The Muppets appeared on four episodes, including three specifically with Sesame Street characters or actors. The show was an hour in length, but later cable syndication airings (beginning with TV Land in 1997) trimmed it to a half hour. These same versions were used for DVD releases (with the exception of one 2007 set), with the result that many of the Muppet scenes (and other bits and guests) were cut entirely.
Tim Kiley directed the series (including all of the Muppet episodes) while writers included Herbert Baker (later co-writer of John Denver & the Muppets: A Christmas Together) and future Muppet Show writer Don Hinkley.
Two episodes featuring the Muppets (the premiere episode, and the November 11, 1971 broadcast) were included on the 2021 DVD set, The Best of The Flip Wilson Show.
|Episode #1, September 17, 1970
Later in the episode, a tie-clad Big Bird appeared stumbling over trash cans before presenting himself. He's encountered an unusually long word, leading to a performance of "ABC-DEF-GHI" (as superimposed letters appear) and dancing with Flip (who tells him the word can mean anything he wants it to mean). Flip ends up falling when the music is done. Big Bird says to him: "Are you alright, Mr.
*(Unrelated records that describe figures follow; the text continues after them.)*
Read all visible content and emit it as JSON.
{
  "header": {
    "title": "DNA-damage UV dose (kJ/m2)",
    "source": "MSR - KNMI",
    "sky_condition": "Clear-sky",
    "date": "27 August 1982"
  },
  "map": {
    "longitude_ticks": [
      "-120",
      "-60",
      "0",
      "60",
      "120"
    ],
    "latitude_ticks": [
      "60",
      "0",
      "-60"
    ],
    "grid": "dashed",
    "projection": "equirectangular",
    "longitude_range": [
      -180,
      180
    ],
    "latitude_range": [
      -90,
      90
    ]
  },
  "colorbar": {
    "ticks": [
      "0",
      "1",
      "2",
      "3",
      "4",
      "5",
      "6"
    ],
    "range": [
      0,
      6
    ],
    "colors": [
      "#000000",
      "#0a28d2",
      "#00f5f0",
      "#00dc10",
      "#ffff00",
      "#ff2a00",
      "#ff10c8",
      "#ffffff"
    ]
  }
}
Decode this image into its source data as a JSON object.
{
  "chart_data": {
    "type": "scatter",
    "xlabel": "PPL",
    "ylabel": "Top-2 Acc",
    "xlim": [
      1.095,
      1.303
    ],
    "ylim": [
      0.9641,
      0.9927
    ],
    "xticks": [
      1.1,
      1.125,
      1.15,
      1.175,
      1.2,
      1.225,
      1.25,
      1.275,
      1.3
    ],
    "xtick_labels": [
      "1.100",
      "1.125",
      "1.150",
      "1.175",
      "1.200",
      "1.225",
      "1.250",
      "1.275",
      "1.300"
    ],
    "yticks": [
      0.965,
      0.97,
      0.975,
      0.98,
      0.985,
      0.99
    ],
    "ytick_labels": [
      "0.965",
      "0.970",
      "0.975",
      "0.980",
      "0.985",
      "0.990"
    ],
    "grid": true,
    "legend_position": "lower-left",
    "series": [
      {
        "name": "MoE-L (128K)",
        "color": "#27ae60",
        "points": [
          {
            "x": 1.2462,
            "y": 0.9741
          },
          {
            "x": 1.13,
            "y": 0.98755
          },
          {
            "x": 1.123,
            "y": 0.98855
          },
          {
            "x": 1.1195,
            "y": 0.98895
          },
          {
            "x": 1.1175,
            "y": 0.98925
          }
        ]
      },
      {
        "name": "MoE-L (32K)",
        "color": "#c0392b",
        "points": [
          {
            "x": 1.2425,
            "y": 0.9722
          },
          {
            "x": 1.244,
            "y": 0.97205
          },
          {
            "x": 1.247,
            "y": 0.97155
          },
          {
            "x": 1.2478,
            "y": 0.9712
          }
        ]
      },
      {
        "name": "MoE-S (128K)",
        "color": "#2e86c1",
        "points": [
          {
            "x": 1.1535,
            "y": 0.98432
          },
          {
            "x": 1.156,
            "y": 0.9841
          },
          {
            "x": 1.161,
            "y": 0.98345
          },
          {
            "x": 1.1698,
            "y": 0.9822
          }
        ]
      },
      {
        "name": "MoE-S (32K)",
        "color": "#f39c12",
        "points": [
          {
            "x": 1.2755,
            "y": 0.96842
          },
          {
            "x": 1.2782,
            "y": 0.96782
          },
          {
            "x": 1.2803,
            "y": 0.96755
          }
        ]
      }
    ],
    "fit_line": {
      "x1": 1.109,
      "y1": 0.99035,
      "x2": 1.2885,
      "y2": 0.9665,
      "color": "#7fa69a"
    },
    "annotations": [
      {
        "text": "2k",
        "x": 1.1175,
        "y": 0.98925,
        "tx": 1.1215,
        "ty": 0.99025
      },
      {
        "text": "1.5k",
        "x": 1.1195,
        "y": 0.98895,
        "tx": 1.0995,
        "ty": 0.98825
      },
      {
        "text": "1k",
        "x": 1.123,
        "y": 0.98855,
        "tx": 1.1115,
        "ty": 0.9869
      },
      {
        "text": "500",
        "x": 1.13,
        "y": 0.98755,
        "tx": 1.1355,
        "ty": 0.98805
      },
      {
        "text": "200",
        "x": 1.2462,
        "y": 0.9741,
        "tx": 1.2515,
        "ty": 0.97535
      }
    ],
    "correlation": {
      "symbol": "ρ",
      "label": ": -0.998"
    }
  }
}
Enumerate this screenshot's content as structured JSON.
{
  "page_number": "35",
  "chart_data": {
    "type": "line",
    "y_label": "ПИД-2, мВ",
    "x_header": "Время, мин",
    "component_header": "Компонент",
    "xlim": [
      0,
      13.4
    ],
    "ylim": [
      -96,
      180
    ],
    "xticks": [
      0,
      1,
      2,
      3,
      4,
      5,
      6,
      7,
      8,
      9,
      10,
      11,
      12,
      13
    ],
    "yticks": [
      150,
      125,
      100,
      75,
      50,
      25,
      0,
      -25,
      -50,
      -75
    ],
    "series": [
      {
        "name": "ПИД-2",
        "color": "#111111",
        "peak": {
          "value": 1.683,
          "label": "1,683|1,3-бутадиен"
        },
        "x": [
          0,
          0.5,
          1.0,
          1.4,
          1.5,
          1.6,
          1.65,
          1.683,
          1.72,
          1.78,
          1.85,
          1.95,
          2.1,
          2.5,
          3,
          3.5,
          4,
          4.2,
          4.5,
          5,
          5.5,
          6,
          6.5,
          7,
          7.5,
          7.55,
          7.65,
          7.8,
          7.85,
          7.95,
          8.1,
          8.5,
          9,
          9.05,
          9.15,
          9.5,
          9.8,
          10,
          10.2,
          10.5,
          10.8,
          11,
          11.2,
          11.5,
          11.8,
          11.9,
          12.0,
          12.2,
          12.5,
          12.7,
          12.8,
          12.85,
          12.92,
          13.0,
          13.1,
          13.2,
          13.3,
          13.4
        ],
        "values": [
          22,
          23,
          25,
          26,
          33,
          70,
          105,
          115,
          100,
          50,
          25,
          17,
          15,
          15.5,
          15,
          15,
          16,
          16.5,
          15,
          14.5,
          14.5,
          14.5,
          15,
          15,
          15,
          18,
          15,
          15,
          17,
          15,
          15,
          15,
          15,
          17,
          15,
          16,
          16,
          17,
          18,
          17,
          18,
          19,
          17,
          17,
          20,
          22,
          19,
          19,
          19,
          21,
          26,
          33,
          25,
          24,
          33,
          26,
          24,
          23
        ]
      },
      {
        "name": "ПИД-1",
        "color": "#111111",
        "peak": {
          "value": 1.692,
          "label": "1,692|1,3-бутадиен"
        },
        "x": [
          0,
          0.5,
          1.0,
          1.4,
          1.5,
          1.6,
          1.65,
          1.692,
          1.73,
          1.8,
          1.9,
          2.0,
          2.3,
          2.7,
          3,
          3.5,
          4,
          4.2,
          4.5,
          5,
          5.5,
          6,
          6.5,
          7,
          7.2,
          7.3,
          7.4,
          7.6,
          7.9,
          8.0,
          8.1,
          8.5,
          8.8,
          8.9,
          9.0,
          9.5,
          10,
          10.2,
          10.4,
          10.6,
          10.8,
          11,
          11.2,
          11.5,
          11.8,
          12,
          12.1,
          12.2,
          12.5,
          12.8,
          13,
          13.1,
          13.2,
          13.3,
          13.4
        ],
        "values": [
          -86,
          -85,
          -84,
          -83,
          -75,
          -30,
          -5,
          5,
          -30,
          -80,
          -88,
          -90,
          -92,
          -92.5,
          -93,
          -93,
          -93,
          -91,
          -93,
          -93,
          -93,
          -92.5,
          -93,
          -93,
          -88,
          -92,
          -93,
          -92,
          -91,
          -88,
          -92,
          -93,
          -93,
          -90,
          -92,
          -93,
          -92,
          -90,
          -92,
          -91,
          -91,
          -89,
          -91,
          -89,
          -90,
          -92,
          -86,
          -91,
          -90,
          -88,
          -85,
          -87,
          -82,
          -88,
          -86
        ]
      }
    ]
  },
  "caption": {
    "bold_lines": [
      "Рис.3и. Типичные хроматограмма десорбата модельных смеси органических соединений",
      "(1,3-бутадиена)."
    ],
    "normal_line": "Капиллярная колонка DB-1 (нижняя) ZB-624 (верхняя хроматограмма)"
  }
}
Wilson?!", to which Flip says: "This equal opportunity is killing me!".
Kermit Love flew in from New York to Los Angeles as the puppet handler for this appearance and the October 15 episode. In fact, the later episode was actually taped first, followed by the briefer Muppet material for the premiere, within a two week period in August. The street set is recognizably the same in both episodes (and the stage itself was painted a different color for these scenes, apparent when compared with the other skits in the premiere).
|Episode #5, October 15, 1970
The premise has Flip and guests Raymond Burr and Stanley Myron Handleman trying to find their way to Sesame Street (while the refrain from theme song is played multiple times). Loretta Long is greeted by Flip as herself, although he notes she plays Susan and "helps run the place." Long guides them (although Stanley is more interested in finding good deli food), along with singing group Sunday's Child (who croon more of the theme). Flip and the guests realize that they have been circling the stage the whole time and not gone anywhere, but Long states, "any street can be Sesame Street". Big Bird makes his entrance, stumbling over trash cans. Long then leads everyone in a rendition of "Counting Song (1-20)". Big Bird comes back later to perform "Step in Time" with Flip. Also later in the episode, Flip introduces the audience to Oscar. The episode ends with a performance of Alphabet Song.
This episode was taped before the September episode. In his book The Wisdom of Big Bird, Caroll Spinney describes a rare event connected to this appearance: Big Bird's unexpected on-screen fall during his entrance.
The first draft, final draft, and revised scripts are all available in the Hal Goodman papers, UCLA Library Special Collections, Performing Arts.
|Episode #35, November 11, 1971
The Muppets perform Java. Kermit pretends to be an enchanted Flip Wilson in order to be kissed by Diahann Carroll. In a bar, Dom Deluise and Flip talk to a drunk Muppet called Marcus Welby, performed by Frank Oz. In the same episode, Flip gave faces to two Muppets (performed by Jim Henson and Frank Oz) in a bit similar to Gordon's interaction with the Anything Muppets in the first episode of Sesame Street. As in that episode, the group sings "Consider Yourself." Both the "Java" and bar skits were cut from syndication.
|Episode #53, September 14, 1972
Bert and Ernie perform "Clink, Clank" -- Bert sings, while Ernie and Flip do the sound effects. Other skits in this episode (cut from syndication) were "Dancing Frogs" and "Ballroom." At the end of the episode, while sharing the stage with guest Jack Benny, Flip invites Jim Henson to come out in person, which he does briefly and silently. The episode was taped in August, 1972 but aired as the third season premiere. Don Hinkley was one of the episode's writers.
- One of Wilson's recurring characters on the series was Geraldine, whose catchphrase was "the devil made me do it" and which entered the popular vernacular for a time. Miss Piggy quotes the line in the January 08, 1982 edition of The Muppets comic strip.